Even if Priscilla is slow to realise her predicament, the world around her is not. Coppola orchestrates crowd scenes very deliberately to this effect; there is a constant stream of extras staring in the back of frames, while every other supporting character is seen at some time to whisper a variation of: “she’s just a little girl”. This extends to the design of the film too. Early sequences block Spaeny in the same frame as Elvis’ many adoring teenage fans, rendering her indistinguishable among those who should be her peers. Even Priscilla’s costuming early on - all pastel creams and pinks to begin with - is a match for the furniture at Graceland. Priscilla is not a subtle film, never risking the chance that we could forget Priscilla’s status as a prisoner first, partner second.
The elephant in the room through this extended critique is of course Baz Luhrmann’s Elvis, in which Austin Butler portrayed Elvis as every bit the same victim to Colonel Tom Parker (Tom Hanks) as Priscilla is to Elvis here. Notably, the Colonel never appears in Priscilla, though he is acknowledged, and even present unheard on the other end of phone lines throughout the film. Often, Priscilla will make a suggestion to Elvis which goes ignored, only to be acted upon once the omnipotent Colonel gives him the same order. Watching the films back-to-back only cements Priscilla’s position at the very bottom of the pecking order.
That isn’t the only reason why these films could work as a double bill, indeed are far more similar than one might expect. From a craft perspective, the outrageous excess of Luhrmann’s film is used to portray Elvis’ life as a whirlwind the likes of which he can’t quite keep up with has a lot in common with how Priscilla regards his bride, with its blindingly bright grade, pop song covers and more glamorous clothes than any closet could bear.

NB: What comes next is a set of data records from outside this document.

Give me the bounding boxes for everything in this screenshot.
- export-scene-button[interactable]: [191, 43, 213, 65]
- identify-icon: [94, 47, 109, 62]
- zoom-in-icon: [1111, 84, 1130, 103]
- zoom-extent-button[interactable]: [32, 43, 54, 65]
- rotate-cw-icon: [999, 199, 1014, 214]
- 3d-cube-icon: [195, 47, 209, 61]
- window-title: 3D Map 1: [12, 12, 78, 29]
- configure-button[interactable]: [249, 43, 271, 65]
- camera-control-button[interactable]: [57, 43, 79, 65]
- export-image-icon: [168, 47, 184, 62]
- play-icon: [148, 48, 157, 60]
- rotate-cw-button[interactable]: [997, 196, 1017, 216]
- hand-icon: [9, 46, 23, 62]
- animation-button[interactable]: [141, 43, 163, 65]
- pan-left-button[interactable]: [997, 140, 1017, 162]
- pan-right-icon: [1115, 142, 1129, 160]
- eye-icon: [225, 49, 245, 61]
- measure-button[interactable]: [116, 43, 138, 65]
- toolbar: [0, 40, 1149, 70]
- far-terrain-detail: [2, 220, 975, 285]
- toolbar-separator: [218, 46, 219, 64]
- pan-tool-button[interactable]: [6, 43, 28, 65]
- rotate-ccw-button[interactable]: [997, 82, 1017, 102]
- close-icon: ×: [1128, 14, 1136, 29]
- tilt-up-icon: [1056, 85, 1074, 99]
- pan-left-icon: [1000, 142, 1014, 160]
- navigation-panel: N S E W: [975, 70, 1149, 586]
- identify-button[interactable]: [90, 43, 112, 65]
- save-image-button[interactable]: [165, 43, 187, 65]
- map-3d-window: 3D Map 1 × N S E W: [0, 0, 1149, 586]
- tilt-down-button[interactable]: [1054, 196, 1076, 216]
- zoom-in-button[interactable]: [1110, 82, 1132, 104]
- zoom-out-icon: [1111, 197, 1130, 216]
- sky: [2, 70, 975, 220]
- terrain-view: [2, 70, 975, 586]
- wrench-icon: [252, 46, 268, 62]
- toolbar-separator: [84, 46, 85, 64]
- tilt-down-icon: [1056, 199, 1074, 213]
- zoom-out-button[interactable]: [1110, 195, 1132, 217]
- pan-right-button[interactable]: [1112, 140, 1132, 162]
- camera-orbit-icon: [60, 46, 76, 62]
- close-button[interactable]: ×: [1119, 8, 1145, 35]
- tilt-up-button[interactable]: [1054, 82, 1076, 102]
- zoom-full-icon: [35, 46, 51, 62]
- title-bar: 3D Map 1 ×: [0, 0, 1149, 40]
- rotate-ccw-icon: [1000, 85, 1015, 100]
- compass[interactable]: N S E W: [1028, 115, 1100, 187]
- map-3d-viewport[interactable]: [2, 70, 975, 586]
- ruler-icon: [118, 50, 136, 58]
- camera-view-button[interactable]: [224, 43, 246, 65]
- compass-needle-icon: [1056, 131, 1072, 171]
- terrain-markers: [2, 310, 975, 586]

The pair also share a challenge as they approach their third act endgames. Put simply, both films come on so strong that by the time their crescendos hit a climax, there isn’t a whole lot left to say. In Priscilla, the mythology of Elvis has been so thoroughly dismantled by the hour mark that there is little left to show of their private lives. What we get are more scenes of Elvis leaning on his cigarette-puffing buddies instead of his pregnant wife and threatening to send her home to her parents, yet outside of Priscilla’s ultimate decision to divorce him, there is little that Coppola can do to give a sense of escalation to proceedings. Elvis is always a boogeyman, never sympathetic and rarely pitiful, which means the relationship hinges entirely on Priscilla’s choice of moment to leave him. It results in some slight burnout towards the film’s end, despite being just over 100 minutes long, though when the moment comes for Priscilla’s inevitable turn, Spaeny rises to the occasion with a bravely quiet performance of defiance.
Priscilla is a neat jewel in the crown of Sofia Coppola’s filmography. It is yet another story of an imbalanced relationship with push-and-pull dynamics, though in this case she has gone for the throat of perhaps the most extreme case in pop culture history. The results are those of relentless and unforgiving anger; Coppola’s fury at the beloved status of ‘Elvis The Icon’ is palpable, while Spaeny’s performance of a girl’s blissful ignorance melting into fear and spite makes for a downright horrifying accompaniment. If the film is repetitive at times, it is only because Coppola’s tunnel-vision allows for no stray threads or subplots, just a ruthlessly direct condemnation of who was once the most loved man in the world, and an offered shoulder of support for the woman who survived him.
Reviewed at the Venice Film Festival.